Wrexham Football Club has, over its one hundred and fifty years of existence, earned a terrific reputation as a giant-killing club. If a manager wants to be commemorated in the clubs proud hall of fame, some exploits in a cup would go down rather well.
Going back through the club’s history is rather revealing, and makes you feel rather spoilt, as you realise there haven’t been many managers in the modern era who haven’t served up a cup upset.
John Neal, Arfon Griffiths and Brian Flynn all enjoyed strings of upsets, of course, while Andy Morrell had that fine 1-0 win at Brentford, subsequently overshadowed by the near miss against Brighton, and Scunthorpe and Sheffield Wednesday were both beaten on their own patches by Denis Smith’s side, as well as Bradford City at The Racecourse.

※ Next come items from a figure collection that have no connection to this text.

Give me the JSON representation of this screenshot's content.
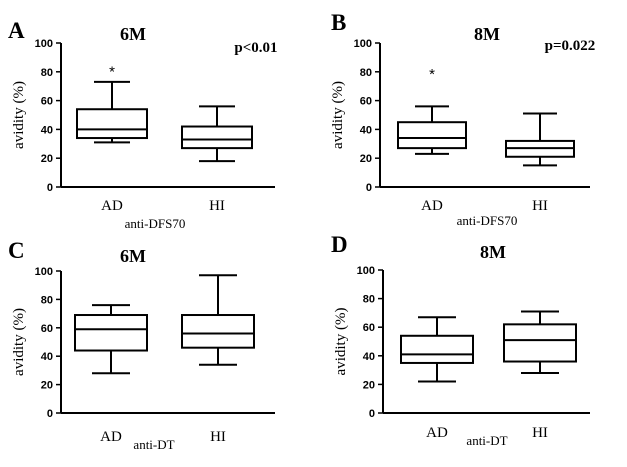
{
  "chart_data": [
    {
      "panel_label": "A",
      "type": "boxplot",
      "title": "6M",
      "pvalue": "p<0.01",
      "ylabel": "avidity (%)",
      "xlabel": "anti-DFS70",
      "ylim": [
        0,
        100
      ],
      "yticks": [
        "0",
        "20",
        "40",
        "60",
        "80",
        "100"
      ],
      "categories": [
        "AD",
        "HI"
      ],
      "boxes": [
        {
          "category": "AD",
          "min": 31,
          "q1": 34,
          "median": 40,
          "q3": 54,
          "max": 73
        },
        {
          "category": "HI",
          "min": 18,
          "q1": 27,
          "median": 33,
          "q3": 42,
          "max": 56
        }
      ],
      "annotations": [
        {
          "category": "AD",
          "text": "*",
          "y": 81
        }
      ]
    },
    {
      "panel_label": "B",
      "type": "boxplot",
      "title": "8M",
      "pvalue": "p=0.022",
      "ylabel": "avidity (%)",
      "xlabel": "anti-DFS70",
      "ylim": [
        0,
        100
      ],
      "yticks": [
        "0",
        "20",
        "40",
        "60",
        "80",
        "100"
      ],
      "categories": [
        "AD",
        "HI"
      ],
      "boxes": [
        {
          "category": "AD",
          "min": 23,
          "q1": 27,
          "median": 34,
          "q3": 45,
          "max": 56
        },
        {
          "category": "HI",
          "min": 15,
          "q1": 21,
          "median": 27,
          "q3": 32,
          "max": 51
        }
      ],
      "annotations": [
        {
          "category": "AD",
          "text": "*",
          "y": 79
        }
      ]
    },
    {
      "panel_label": "C",
      "type": "boxplot",
      "title": "6M",
      "pvalue": "",
      "ylabel": "avidity (%)",
      "xlabel": "anti-DT",
      "ylim": [
        0,
        100
      ],
      "yticks": [
        "0",
        "20",
        "40",
        "60",
        "80",
        "100"
      ],
      "categories": [
        "AD",
        "HI"
      ],
      "boxes": [
        {
          "category": "AD",
          "min": 28,
          "q1": 44,
          "median": 59,
          "q3": 69,
          "max": 76
        },
        {
          "category": "HI",
          "min": 34,
          "q1": 46,
          "median": 56,
          "q3": 69,
          "max": 97
        }
      ],
      "annotations": []
    },
    {
      "panel_label": "D",
      "type": "boxplot",
      "title": "8M",
      "pvalue": "",
      "ylabel": "avidity (%)",
      "xlabel": "anti-DT",
      "ylim": [
        0,
        100
      ],
      "yticks": [
        "0",
        "20",
        "40",
        "60",
        "80",
        "100"
      ],
      "categories": [
        "AD",
        "HI"
      ],
      "boxes": [
        {
          "category": "AD",
          "min": 22,
          "q1": 35,
          "median": 41,
          "q3": 54,
          "max": 67
        },
        {
          "category": "HI",
          "min": 28,
          "q1": 36,
          "median": 51,
          "q3": 62,
          "max": 71
        }
      ],
      "annotations": []
    }
  ],
  "colors": {
    "ink": "#000000",
    "background": "#ffffff"
  }
}
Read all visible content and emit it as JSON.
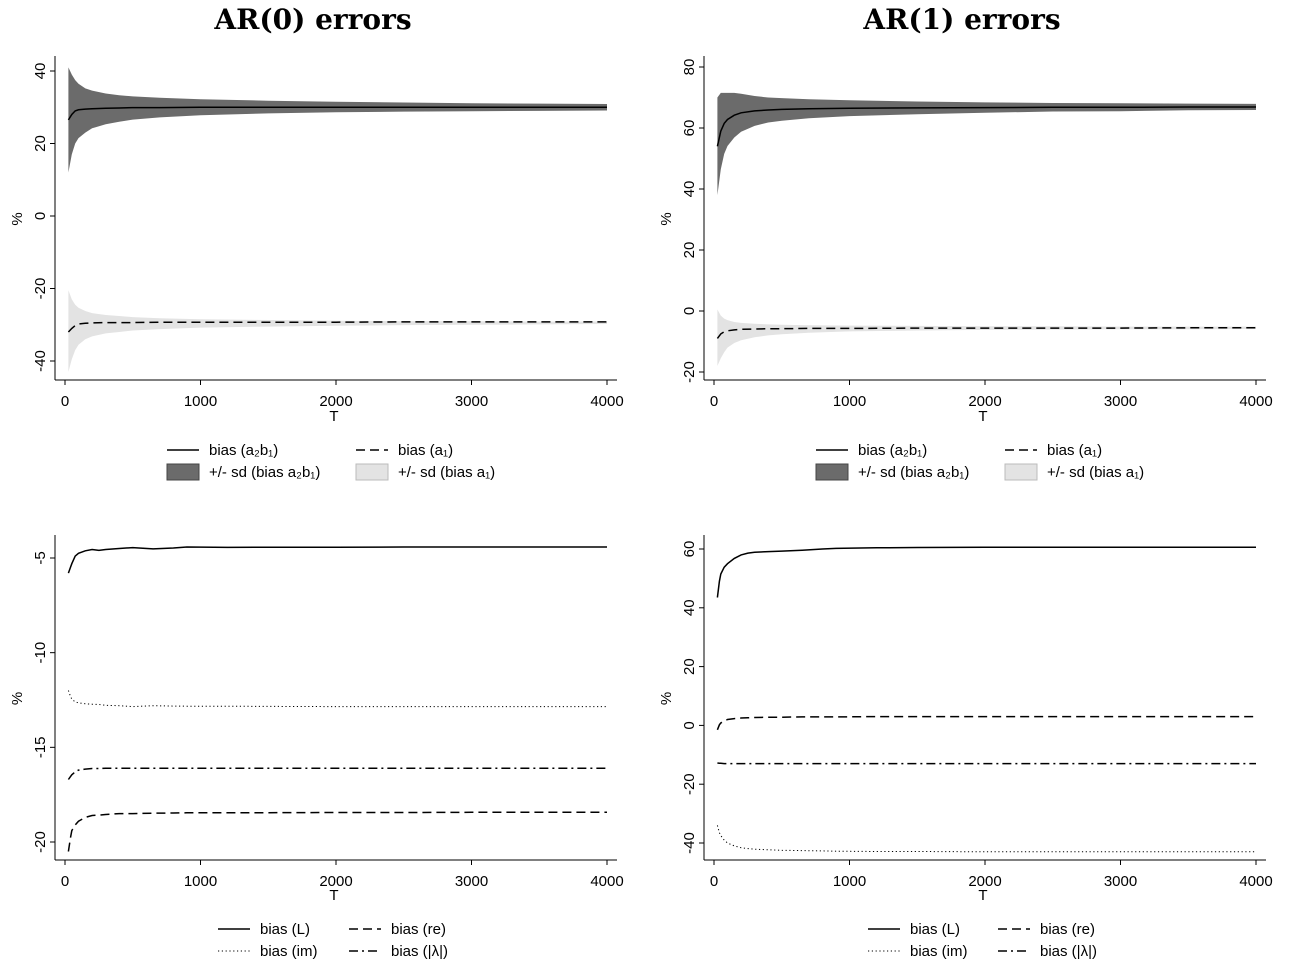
{
  "titles": {
    "left": "AR(0) errors",
    "right": "AR(1) errors"
  },
  "colors": {
    "dark_band": "#6b6b6b",
    "light_band": "#e3e3e3",
    "line": "#000000"
  },
  "chart_data": [
    {
      "id": "ar0-top",
      "type": "area",
      "xlabel": "T",
      "ylabel": "%",
      "xlim": [
        0,
        4000
      ],
      "ylim": [
        -45,
        45
      ],
      "xticks": [
        0,
        1000,
        2000,
        3000,
        4000
      ],
      "yticks": [
        -40,
        -20,
        0,
        20,
        40
      ],
      "x": [
        25,
        50,
        75,
        100,
        150,
        200,
        300,
        400,
        500,
        700,
        1000,
        1500,
        2000,
        2500,
        3000,
        3500,
        4000
      ],
      "series": [
        {
          "name": "bias (a₂b₁)",
          "style": "solid",
          "values": [
            26.5,
            28,
            29,
            29.3,
            29.5,
            29.6,
            29.7,
            29.8,
            29.9,
            29.9,
            30,
            30,
            30,
            30,
            30,
            30,
            30
          ]
        },
        {
          "name": "bias (a₁)",
          "style": "dash",
          "values": [
            -32,
            -31,
            -30.2,
            -29.8,
            -29.6,
            -29.5,
            -29.4,
            -29.4,
            -29.4,
            -29.3,
            -29.3,
            -29.3,
            -29.3,
            -29.2,
            -29.2,
            -29.2,
            -29.2
          ]
        }
      ],
      "bands": [
        {
          "name": "+/- sd (bias a₂b₁)",
          "fill": "dark",
          "upper": [
            41,
            39,
            37.5,
            36.5,
            35.2,
            34.6,
            33.8,
            33.3,
            33,
            32.6,
            32.2,
            31.8,
            31.5,
            31.3,
            31.1,
            31,
            30.9
          ],
          "lower": [
            12,
            17,
            20,
            21.5,
            23,
            24.2,
            25.3,
            26,
            26.6,
            27.2,
            27.8,
            28.3,
            28.6,
            28.8,
            28.9,
            29,
            29.1
          ]
        },
        {
          "name": "+/- sd (bias a₁)",
          "fill": "light",
          "upper": [
            -20.5,
            -23,
            -24.5,
            -25.3,
            -26.2,
            -26.8,
            -27.3,
            -27.6,
            -27.9,
            -28.2,
            -28.5,
            -28.7,
            -28.9,
            -29,
            -29,
            -29.1,
            -29.1
          ],
          "lower": [
            -43,
            -39.5,
            -37,
            -35.5,
            -34,
            -33.2,
            -32.4,
            -32,
            -31.6,
            -31.2,
            -30.8,
            -30.5,
            -30.3,
            -30.1,
            -30,
            -29.9,
            -29.8
          ]
        }
      ],
      "legend": {
        "placement": "bottom",
        "entries": [
          {
            "label": "bias (a₂b₁)",
            "kind": "line",
            "style": "solid"
          },
          {
            "label": "bias (a₁)",
            "kind": "line",
            "style": "dash"
          },
          {
            "label": "+/- sd (bias a₂b₁)",
            "kind": "box",
            "fill": "dark"
          },
          {
            "label": "+/- sd (bias a₁)",
            "kind": "box",
            "fill": "light"
          }
        ]
      }
    },
    {
      "id": "ar1-top",
      "type": "area",
      "xlabel": "T",
      "ylabel": "%",
      "xlim": [
        0,
        4000
      ],
      "ylim": [
        -23,
        83
      ],
      "xticks": [
        0,
        1000,
        2000,
        3000,
        4000
      ],
      "yticks": [
        -20,
        0,
        20,
        40,
        60,
        80
      ],
      "x": [
        25,
        50,
        75,
        100,
        150,
        200,
        300,
        400,
        500,
        700,
        1000,
        1500,
        2000,
        2500,
        3000,
        3500,
        4000
      ],
      "series": [
        {
          "name": "bias (a₂b₁)",
          "style": "solid",
          "values": [
            54,
            59,
            61.5,
            62.8,
            64.2,
            65,
            65.6,
            65.9,
            66.1,
            66.3,
            66.5,
            66.6,
            66.7,
            66.8,
            66.8,
            66.9,
            66.9
          ]
        },
        {
          "name": "bias (a₁)",
          "style": "dash",
          "values": [
            -9,
            -7.5,
            -6.8,
            -6.5,
            -6.2,
            -6,
            -5.9,
            -5.8,
            -5.8,
            -5.7,
            -5.7,
            -5.6,
            -5.6,
            -5.6,
            -5.6,
            -5.5,
            -5.5
          ]
        }
      ],
      "bands": [
        {
          "name": "+/- sd (bias a₂b₁)",
          "fill": "dark",
          "upper": [
            70,
            71.5,
            71.5,
            71.5,
            71.5,
            71.2,
            70.5,
            70,
            69.8,
            69.4,
            69.1,
            68.7,
            68.4,
            68.2,
            68.1,
            68,
            67.9
          ]
        },
        {
          "name": "+/- sd (bias a₁)",
          "fill": "light",
          "upper": [
            0.5,
            -1.5,
            -2.5,
            -3,
            -3.6,
            -3.9,
            -4.2,
            -4.4,
            -4.5,
            -4.7,
            -4.8,
            -4.9,
            -5,
            -5,
            -5.1,
            -5.1,
            -5.1
          ],
          "lower": [
            -18,
            -15.5,
            -13.5,
            -12,
            -10.5,
            -9.6,
            -8.6,
            -8,
            -7.6,
            -7.1,
            -6.7,
            -6.4,
            -6.2,
            -6.1,
            -6,
            -6,
            -5.9
          ]
        }
      ],
      "legend": {
        "placement": "bottom",
        "entries": [
          {
            "label": "bias (a₂b₁)",
            "kind": "line",
            "style": "solid"
          },
          {
            "label": "bias (a₁)",
            "kind": "line",
            "style": "dash"
          },
          {
            "label": "+/- sd (bias a₂b₁)",
            "kind": "box",
            "fill": "dark"
          },
          {
            "label": "+/- sd (bias a₁)",
            "kind": "box",
            "fill": "light"
          }
        ]
      }
    },
    {
      "id": "ar0-bottom",
      "type": "line",
      "xlabel": "T",
      "ylabel": "%",
      "xlim": [
        0,
        4000
      ],
      "ylim": [
        -21,
        -4
      ],
      "xticks": [
        0,
        1000,
        2000,
        3000,
        4000
      ],
      "yticks": [
        -20,
        -15,
        -10,
        -5
      ],
      "x": [
        25,
        40,
        50,
        75,
        100,
        150,
        200,
        250,
        300,
        400,
        500,
        650,
        800,
        900,
        1200,
        1500,
        2000,
        2500,
        3000,
        3500,
        4000
      ],
      "series": [
        {
          "name": "bias (L)",
          "style": "solid",
          "values": [
            -5.8,
            -5.5,
            -5.3,
            -4.9,
            -4.75,
            -4.62,
            -4.55,
            -4.6,
            -4.55,
            -4.5,
            -4.45,
            -4.52,
            -4.47,
            -4.42,
            -4.44,
            -4.43,
            -4.43,
            -4.42,
            -4.42,
            -4.42,
            -4.42
          ]
        },
        {
          "name": "bias (im)",
          "style": "dot",
          "values": [
            -12,
            -12.3,
            -12.45,
            -12.6,
            -12.65,
            -12.7,
            -12.72,
            -12.74,
            -12.78,
            -12.8,
            -12.85,
            -12.8,
            -12.82,
            -12.83,
            -12.83,
            -12.84,
            -12.85,
            -12.85,
            -12.85,
            -12.85,
            -12.85
          ]
        },
        {
          "name": "bias (|λ|)",
          "style": "dashdot",
          "values": [
            -16.7,
            -16.55,
            -16.45,
            -16.3,
            -16.2,
            -16.15,
            -16.12,
            -16.12,
            -16.1,
            -16.1,
            -16.1,
            -16.1,
            -16.1,
            -16.1,
            -16.1,
            -16.1,
            -16.1,
            -16.1,
            -16.1,
            -16.1,
            -16.1
          ]
        },
        {
          "name": "bias (re)",
          "style": "dash",
          "values": [
            -20.5,
            -19.8,
            -19.4,
            -19.1,
            -18.9,
            -18.7,
            -18.6,
            -18.58,
            -18.55,
            -18.5,
            -18.5,
            -18.48,
            -18.47,
            -18.46,
            -18.45,
            -18.45,
            -18.44,
            -18.44,
            -18.43,
            -18.43,
            -18.43
          ]
        }
      ],
      "legend": {
        "placement": "bottom",
        "entries": [
          {
            "label": "bias (L)",
            "kind": "line",
            "style": "solid"
          },
          {
            "label": "bias (re)",
            "kind": "line",
            "style": "dash"
          },
          {
            "label": "bias (im)",
            "kind": "line",
            "style": "dot"
          },
          {
            "label": "bias (|λ|)",
            "kind": "line",
            "style": "dashdot"
          }
        ]
      }
    },
    {
      "id": "ar1-bottom",
      "type": "line",
      "xlabel": "T",
      "ylabel": "%",
      "xlim": [
        0,
        4000
      ],
      "ylim": [
        -47,
        64
      ],
      "xticks": [
        0,
        1000,
        2000,
        3000,
        4000
      ],
      "yticks": [
        -40,
        -20,
        0,
        20,
        40,
        60
      ],
      "x": [
        25,
        40,
        50,
        75,
        100,
        150,
        200,
        250,
        300,
        400,
        500,
        650,
        800,
        900,
        1200,
        1500,
        2000,
        2500,
        3000,
        3500,
        4000
      ],
      "series": [
        {
          "name": "bias (L)",
          "style": "solid",
          "values": [
            43.5,
            49,
            51.5,
            53.8,
            55,
            56.8,
            58,
            58.6,
            58.9,
            59.1,
            59.3,
            59.6,
            60,
            60.2,
            60.4,
            60.5,
            60.6,
            60.6,
            60.6,
            60.6,
            60.6
          ]
        },
        {
          "name": "bias (re)",
          "style": "dash",
          "values": [
            -1.5,
            0.2,
            0.8,
            1.5,
            2,
            2.3,
            2.5,
            2.6,
            2.7,
            2.8,
            2.8,
            2.9,
            2.9,
            2.9,
            3,
            3,
            3,
            3,
            3,
            3,
            3
          ]
        },
        {
          "name": "bias (|λ|)",
          "style": "dashdot",
          "values": [
            -12.8,
            -12.9,
            -12.9,
            -13,
            -13,
            -13,
            -13,
            -13,
            -13,
            -13,
            -13,
            -13,
            -13,
            -13,
            -13,
            -13,
            -13,
            -13,
            -13,
            -13,
            -13
          ]
        },
        {
          "name": "bias (im)",
          "style": "dot",
          "values": [
            -34,
            -36.5,
            -37.5,
            -39,
            -40,
            -41,
            -41.6,
            -41.9,
            -42.1,
            -42.3,
            -42.5,
            -42.6,
            -42.7,
            -42.8,
            -42.9,
            -42.9,
            -43,
            -43,
            -43,
            -43,
            -43
          ]
        }
      ],
      "legend": {
        "placement": "bottom",
        "entries": [
          {
            "label": "bias (L)",
            "kind": "line",
            "style": "solid"
          },
          {
            "label": "bias (re)",
            "kind": "line",
            "style": "dash"
          },
          {
            "label": "bias (im)",
            "kind": "line",
            "style": "dot"
          },
          {
            "label": "bias (|λ|)",
            "kind": "line",
            "style": "dashdot"
          }
        ]
      }
    }
  ]
}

In the dark days of the 1980s there were still sparkling bright spots. Despite presiding over relegation to Division Four, Bobby Roberts will always have Porto, Mel Sutton had that fine win at Nottingham Forest in his sole season and Dixie McNeil led us to a 3-1 defeat of Bolton in 1985.
Even Brian Carey managed a win on penalties at Port Vale in the League Cup, even though three months later he’d been dismissed.
Of the eleven men who preceded Wilkin, only two haven’t beaten a team from a higher division. In fact, Dean Saunders actually managed the opposite: he lost only 3 of his first 23 games as Wrexham manager, but two of them were to lower division opposition, Eastwood Town and Southport, in the FA Cup and the Setanta Shield.
Brian Little didn’t manage to pull off a shock: one might try to argue in his favour that he was only in charge for one cup tie, but as that was a 4-2 defeat by Llanelli in the Welsh Premier Cup in which we threw away a 2-0 lead, I think it’s fair to say his pedigree wasn’t shaping up promisingly. He does have one promising link to today’s match though: he was manager of Stoke when we enjoyed our sole victory over them in sixteen attempts.
So Wilkin has an illustrious precedent to try to follow. If he can achieve the feat at his first attempt today, he would certainly write his name firmly at the top of this admirable list.